The limitations of F5's LTM availability/resilience is defined only by how much you let LTM see. If LTM is position in front of the first tier (web server) then there is difficulty in what it can determine of application availability for the tiers behind that given level. Why? Because application availability is directly related to application visibility.

Consider a market trader, his produce is delivered daily. He can only sell what he sees at that immediate moment. However, a market trader that meets with the produce growers has insight into delivery today and in the future. And insight into trend delivers opportunity to react ahead of crisis.

This is no different for Application Delivery. F5's core development is to ensure fast and reliable delivery but even we struggle to make assurances for what we cannot see.

Ideally, Virtualise each tier of the App with an F5 LTM that is monitoring and measuring in real time. Alternatively, there will always be guess work.

Reference: http://www.f5.com/f5world/articles/volume8/F5World08-8-ways-to-virtualize.pdf

Thursday 27 January 2011

Overcommitting CPU can be safe

When discussing virtualisation adoption projects, I always ask the question, "How will you realise the consolidation & agility promise that should arise from your investment?". As many of you know, swapping tin for hypervisor offers you little. And, specifically in terms of offload, F5's technology provides significant, albeit the same, benefits whether the service is virtualised or not.

Further consolidation requires automated cause & effect and adding a management tool to the mix that can Observe & React to real-time conditions is the key to getting more out of your infrastructure.

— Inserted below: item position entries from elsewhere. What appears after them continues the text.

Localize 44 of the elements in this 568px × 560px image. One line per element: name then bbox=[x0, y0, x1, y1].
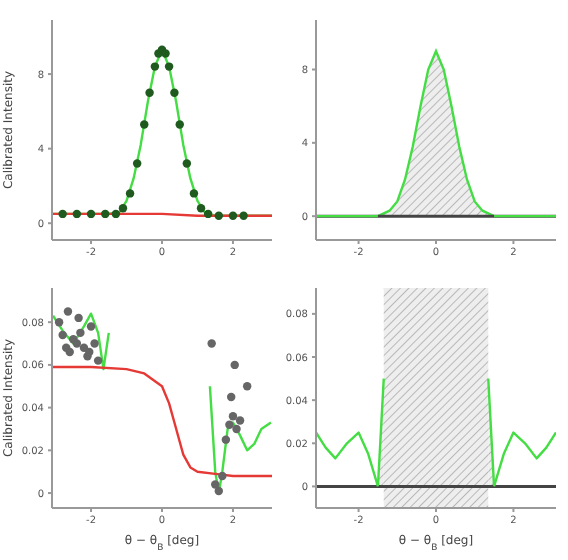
point bbox=[90, 339, 99, 348]
point bbox=[225, 420, 234, 429]
point bbox=[58, 209, 67, 219]
point bbox=[203, 209, 213, 219]
point bbox=[145, 88, 154, 97]
point bbox=[125, 189, 135, 198]
point bbox=[132, 159, 142, 168]
point bbox=[170, 88, 179, 97]
point bbox=[63, 307, 73, 316]
point bbox=[86, 322, 96, 331]
point bbox=[164, 62, 174, 71]
point bbox=[65, 347, 74, 357]
point bbox=[150, 62, 160, 71]
point bbox=[86, 209, 96, 219]
point bbox=[85, 347, 94, 357]
point bbox=[214, 211, 223, 220]
point bbox=[228, 211, 238, 220]
point bbox=[74, 313, 83, 323]
point bbox=[218, 471, 227, 481]
point bbox=[72, 209, 82, 219]
point bbox=[207, 339, 216, 348]
point bbox=[230, 360, 239, 370]
point bbox=[54, 317, 64, 327]
point bbox=[101, 209, 110, 219]
point bbox=[111, 209, 121, 219]
point bbox=[235, 416, 245, 425]
point bbox=[239, 211, 248, 220]
point bbox=[58, 330, 67, 340]
point bbox=[221, 435, 231, 444]
point bbox=[226, 392, 236, 402]
point bbox=[232, 424, 241, 434]
point bbox=[211, 480, 220, 489]
point bbox=[140, 120, 149, 129]
point bbox=[196, 204, 206, 213]
point bbox=[228, 411, 238, 421]
point bbox=[76, 328, 85, 338]
point bbox=[189, 189, 199, 198]
point bbox=[242, 382, 252, 391]
point bbox=[175, 120, 184, 129]
point bbox=[118, 204, 128, 213]
line-series bbox=[52, 365, 272, 478]
point bbox=[93, 356, 103, 365]
point bbox=[214, 486, 223, 496]
point bbox=[182, 159, 192, 168]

Its intelligent automation that allows you to safely implement resource over-subscription; the process of promising a greater sum of RAM & CPU to Virtual Machines than the physical host can actually deliver.

In terms of observation, we've all seen the capabilities of monitoring and reporting tools but a terabyte of analytics doesn't help you deliver a lean, demand-driven service. How far you can sweat your infrastructure (overcommit) depends entirely on how fast the management tools can react to a changes in resource demand.

The challenge of overcommit lies in defining the rules of what is safe. One must define scaling guidelines appropriate to service SLA's. Something along the lines of, "Service Level 1: for every minute it takes to react to an increase in demand, beyond a prescribed threshold, a buffer of x% free resources is required on the host", or words to that effect. The range between your threshold, the trigger to start provisioning a service more resource, and the point at which overcommit has maxed out the host is your calculated risk.

As I see it, how lean you run a service before initiating use of an elastic burst solution comes from the level of confidence you have in your metrics for tolerance Vs. how quick you can adapt.